We play plenty of bad shots during an average round of golf. Sometimes your playing partners find this amusing and use you for sport. The ability to laugh at yourself in golf is essential if you are to survive such good natured ribbing. On occasion, however, this can unexpectedly bite. 280 minutes of very warm weather or cold inclement conditions can push you over the edge sometimes. Having your high expectations crushed on the 18th hole when you are in contention can prove your undoing every now and then. Sometimes it is just not that funny to watch your dreams and aspirations sink in a creek or get lost in a wasteland.
Why can’t I sustain good golf for my entire round? How can we make smart use of the time in our round? Keep things light and don’t get overly involved in the goings on around you. Remember that you are playing golf for one person and one person only when competing. You can be a model four ball partner and retain a certain level of disassociation from the pack. It is essential if you are going to survive four bloody hours on the links in all kinds of weather. Don’t ride your shots and their outcome on the emotional rollercoaster.

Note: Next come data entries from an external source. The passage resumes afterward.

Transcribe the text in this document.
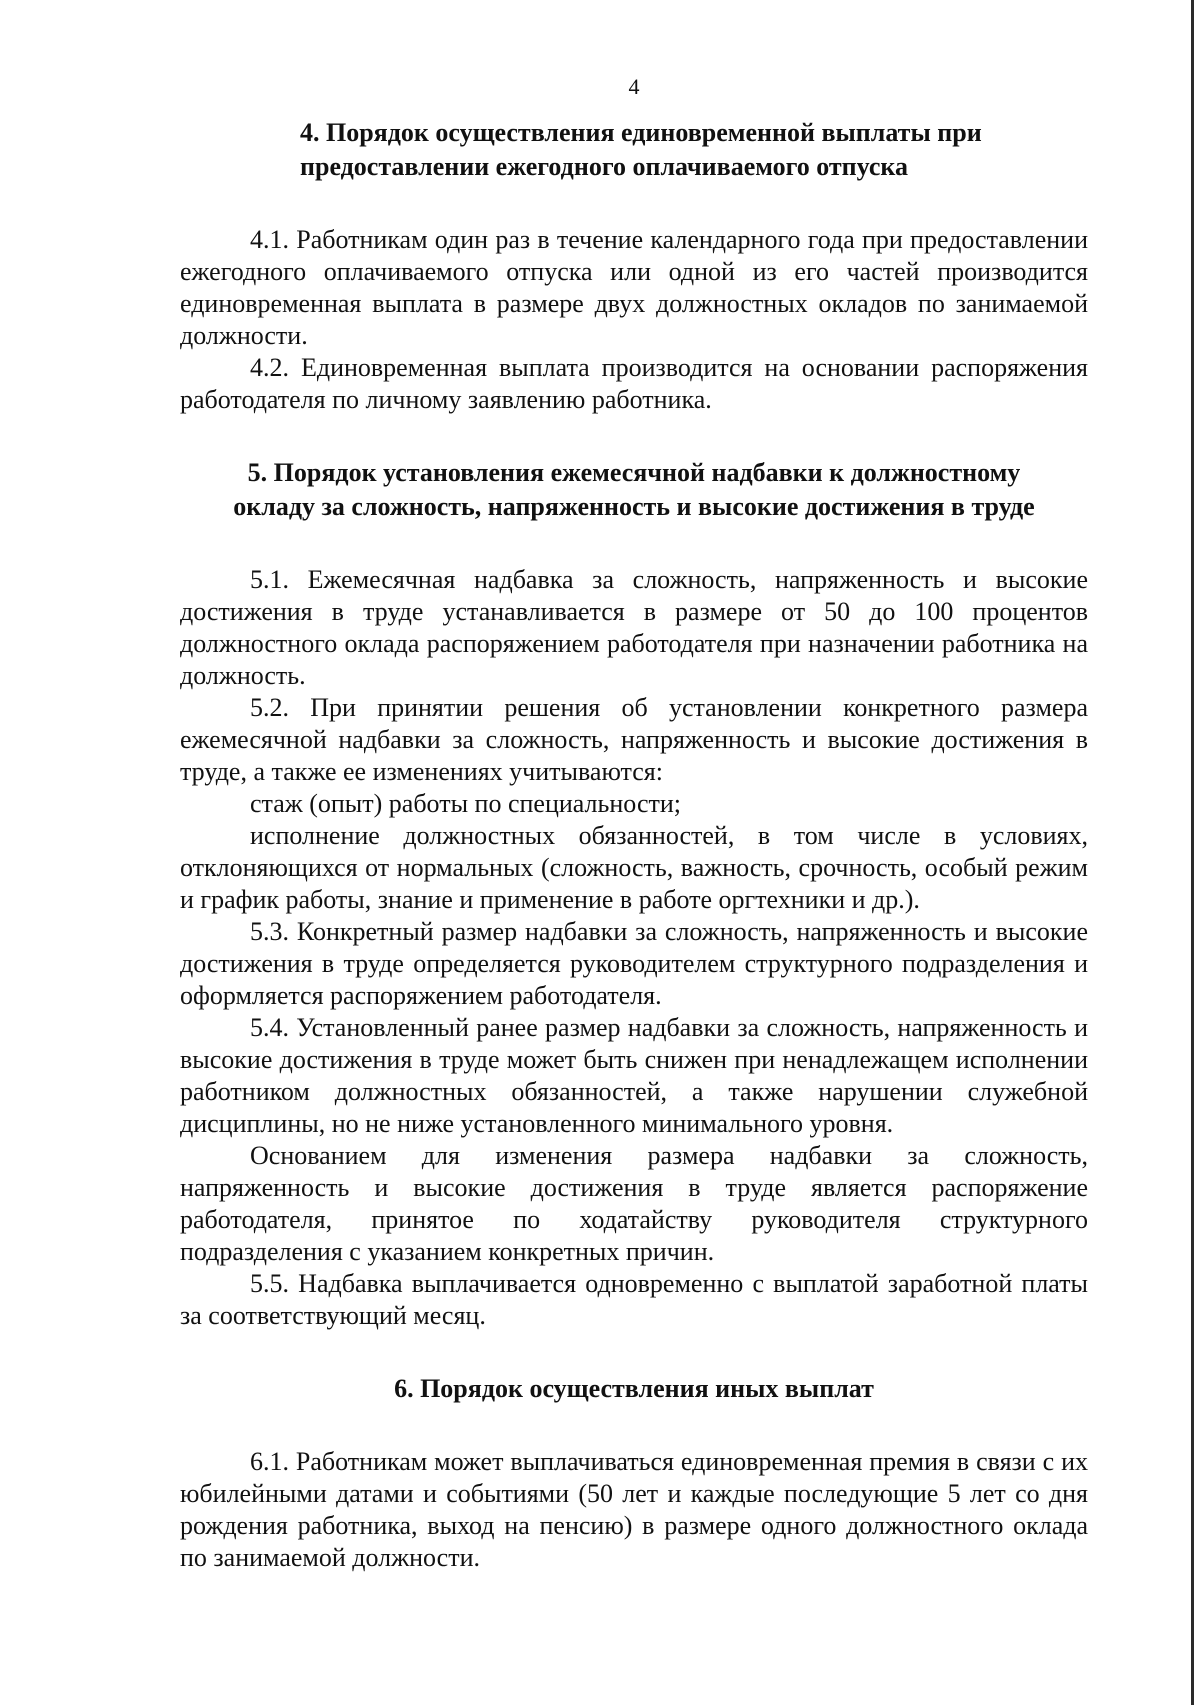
4

4. Порядок осуществления единовременной выплаты при
предоставлении ежегодного оплачиваемого отпуска

4.1. Работникам один раз в течение календарного года при предоставлении ежегодного оплачиваемого отпуска или одной из его частей производится единовременная выплата в размере двух должностных окладов по занимаемой должности.

4.2. Единовременная выплата производится на основании распоряжения работодателя по личному заявлению работника.

5. Порядок установления ежемесячной надбавки к должностному
окладу за сложность, напряженность и высокие достижения в труде

5.1. Ежемесячная надбавка за сложность, напряженность и высокие достижения в труде устанавливается в размере от 50 до 100 процентов должностного оклада распоряжением работодателя при назначении работника на должность.

5.2. При принятии решения об установлении конкретного размера ежемесячной надбавки за сложность, напряженность и высокие достижения в труде, а также ее изменениях учитываются:

стаж (опыт) работы по специальности;

исполнение должностных обязанностей, в том числе в условиях, отклоняющихся от нормальных (сложность, важность, срочность, особый режим и график работы, знание и применение в работе оргтехники и др.).

5.3. Конкретный размер надбавки за сложность, напряженность и высокие достижения в труде определяется руководителем структурного подразделения и оформляется распоряжением работодателя.

5.4. Установленный ранее размер надбавки за сложность, напряженность и высокие достижения в труде может быть снижен при ненадлежащем исполнении работником должностных обязанностей, а также нарушении служебной дисциплины, но не ниже установленного минимального уровня.

Основанием для изменения размера надбавки за сложность, напряженность и высокие достижения в труде является распоряжение работодателя, принятое по ходатайству руководителя структурного подразделения с указанием конкретных причин.

5.5. Надбавка выплачивается одновременно с выплатой заработной платы за соответствующий месяц.

6. Порядок осуществления иных выплат

6.1. Работникам может выплачиваться единовременная премия в связи с их юбилейными датами и событиями (50 лет и каждые последующие 5 лет со дня рождения работника, выход на пенсию) в размере одного должностного оклада по занимаемой должности.
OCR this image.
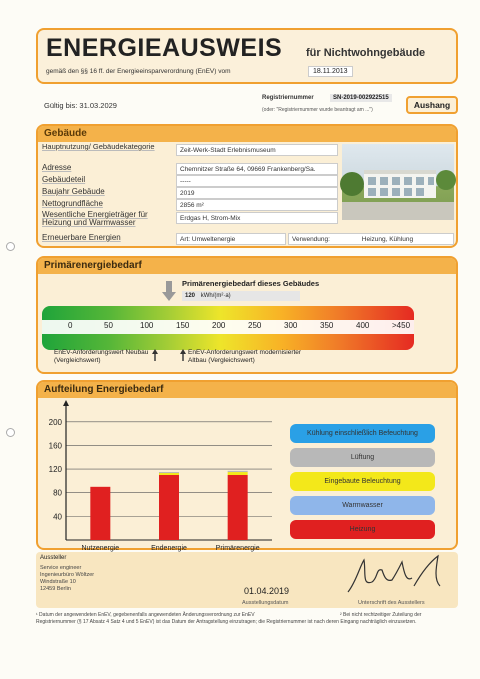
ENERGIEAUSWEIS für Nichtwohngebäude
gemäß den §§ 16 ff. der Energieeinsparverordnung (EnEV) vom	18.11.2013
Gültig bis: 31.03.2029
Registriernummer	SN-2019-002922515
(oder: "Registriernummer wurde beantragt am ...")	Aushang
Gebäude
Hauptnutzung/ Gebäudekategorie	Zeit-Werk-Stadt Erlebnismuseum
Adresse	Chemnitzer Straße 64, 09669 Frankenberg/Sa.
Gebäudeteil	-----
Baujahr Gebäude	2019
Nettogrundfläche	2856 m²
Wesentliche Energieträger für Heizung und Warmwasser	Erdgas H, Strom-Mix
Erneuerbare Energien	Art: Umweltenergie	Verwendung:	Heizung, Kühlung
Primärenergiebedarf
Primärenergiebedarf dieses Gebäudes
120 kWh/(m²·a)
EnEV-Anforderungswert Neubau (Vergleichswert)
EnEV-Anforderungswert modernisierter Altbau (Vergleichswert)
0	50	100	150	200	250	300	350	400	>450
Aufteilung Energiebedarf
200
160
120
80
40
Nutzenergie	Endenergie	Primärenergie
Kühlung einschließlich Befeuchtung
Lüftung
Eingebaute Beleuchtung
Warmwasser
Heizung
Aussteller
Service engineer
Ingenieurbüro Wöltzer
Windstraße 10
12459 Berlin	01.04.2019
Ausstellungsdatum	Unterschrift des Ausstellers
¹ Datum der angewendeten EnEV, gegebenenfalls angewendeten Änderungsverordnung zur EnEV
Registriernummer (§ 17 Absatz 4 Satz 4 und 5 EnEV) ist das Datum der Antragstellung einzutragen; die Registriernummer ist nach deren Eingang nachträglich einzusetzen.
² Bei nicht rechtzeitiger Zuteilung der
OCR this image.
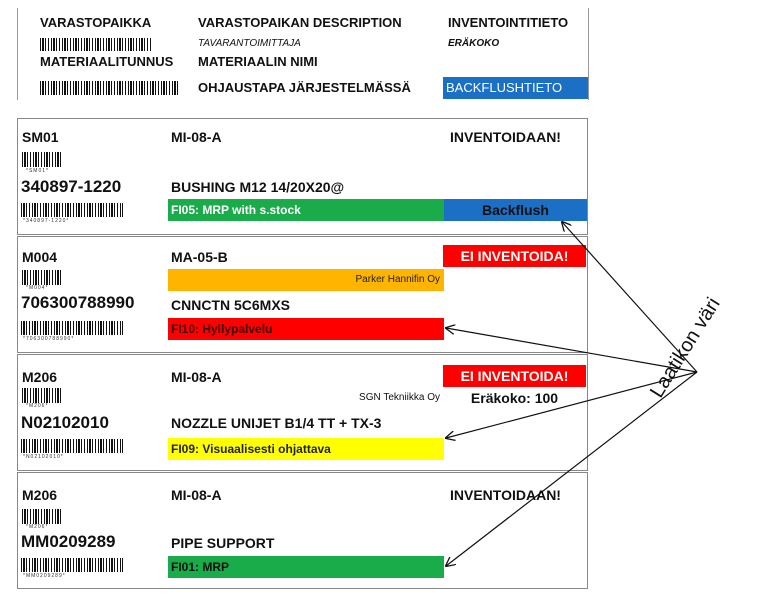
VARASTOPAIKKA	VARASTOPAIKAN DESCRIPTION	INVENTOINTITIETO
TAVARANTOIMITTAJA	ERÄKOKO
MATERIAALITUNNUS MATERIAALIN NIMI
OHJAUSTAPA JÄRJESTELMÄSSÄ	BACKFLUSHTIETO
SM01
*SM01*
MI-08-A	INVENTOIDAAN!
340897-1220	BUSHING M12 14/20X20@
*340897-1220*
FI05: MRP with s.stock	Backflush
M004
*M004*
MA-05-B	EI INVENTOIDA!
Parker Hannifin Oy
706300788990	CNNCTN 5C6MXS
*706300788990*
FI10: Hyllypalvelu
M206
*M206*
MI-08-A	EI INVENTOIDA!
SGN Tekniikka Oy	Eräkoko: 100
N02102010	NOZZLE UNIJET B1/4 TT + TX-3
*N02102010*
FI09: Visuaalisesti ohjattava
M206
*M206*
MI-08-A	INVENTOIDAAN!
MM0209289	PIPE SUPPORT
*MM0209289*
FI01: MRP
Laatikon väri
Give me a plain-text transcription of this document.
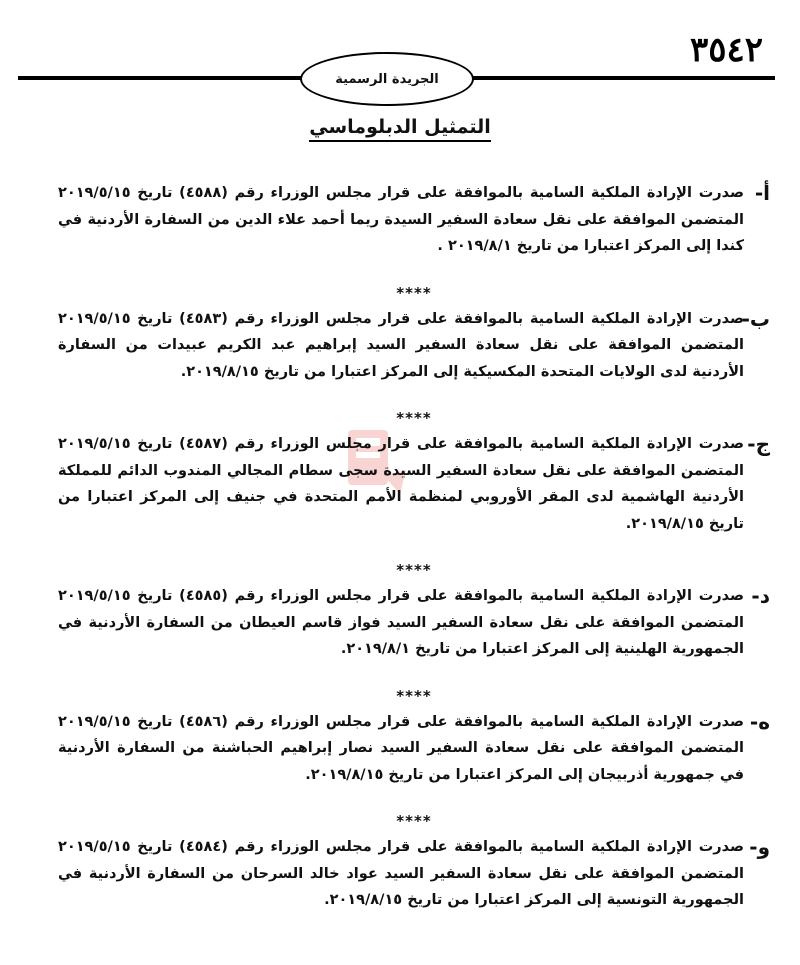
٣٥٤٢
الجريدة الرسمية
التمثيل الدبلوماسي
أ-
صدرت الإرادة الملكية السامية بالموافقة على قرار مجلس الوزراء رقم (٤٥٨٨) تاريخ ٢٠١٩/٥/١٥ المتضمن الموافقة على نقل سعادة السفير السيدة ريما أحمد علاء الدين من السفارة الأردنية في كندا إلى المركز اعتبارا من تاريخ ٢٠١٩/٨/١ .
****
ب-
صدرت الإرادة الملكية السامية بالموافقة على قرار مجلس الوزراء رقم (٤٥٨٣) تاريخ ٢٠١٩/٥/١٥ المتضمن الموافقة على نقل سعادة السفير السيد إبراهيم عبد الكريم عبيدات من السفارة الأردنية لدى الولايات المتحدة المكسيكية إلى المركز اعتبارا من تاريخ ٢٠١٩/٨/١٥.
****
ج-
صدرت الإرادة الملكية السامية بالموافقة على قرار مجلس الوزراء رقم (٤٥٨٧) تاريخ ٢٠١٩/٥/١٥ المتضمن الموافقة على نقل سعادة السفير السيدة سجى سطام المجالي المندوب الدائم للمملكة الأردنية الهاشمية لدى المقر الأوروبي لمنظمة الأمم المتحدة في جنيف إلى المركز اعتبارا من تاريخ ٢٠١٩/٨/١٥.
****
د-
صدرت الإرادة الملكية السامية بالموافقة على قرار مجلس الوزراء رقم (٤٥٨٥) تاريخ ٢٠١٩/٥/١٥ المتضمن الموافقة على نقل سعادة السفير السيد فواز قاسم العيطان من السفارة الأردنية في الجمهورية الهلينية إلى المركز اعتبارا من تاريخ ٢٠١٩/٨/١.
****
ه-
صدرت الإرادة الملكية السامية بالموافقة على قرار مجلس الوزراء رقم (٤٥٨٦) تاريخ ٢٠١٩/٥/١٥ المتضمن الموافقة على نقل سعادة السفير السيد نصار إبراهيم الحباشنة من السفارة الأردنية في جمهورية أذربيجان إلى المركز اعتبارا من تاريخ ٢٠١٩/٨/١٥.
****
و-
صدرت الإرادة الملكية السامية بالموافقة على قرار مجلس الوزراء رقم (٤٥٨٤) تاريخ ٢٠١٩/٥/١٥ المتضمن الموافقة على نقل سعادة السفير السيد عواد خالد السرحان من السفارة الأردنية في الجمهورية التونسية إلى المركز اعتبارا من تاريخ ٢٠١٩/٨/١٥.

Of course, you do care but don’t overly show it. Don’t get caught up in conversations and discussions within your four ball that take you away from playing golf in the moment. It is all too easy to get distracted to the detriment of your golf. Grin and bear it, is a quality that we all have to take into our forays of competitive golf. Bad breaks regularly happen in golf because of the huge arena we play the game on. Develop a pre-shot routine that prepares you to play the shot to the best of your ability. A ritualised series of steps that snaps you into game mode and out of socialising mode. Take dead aim, is what Harvey Penick told his many famous golfing students. You need to be able to get into that supreme state of utter concentration just prior to and during the execution of your stroke. Take dead aim!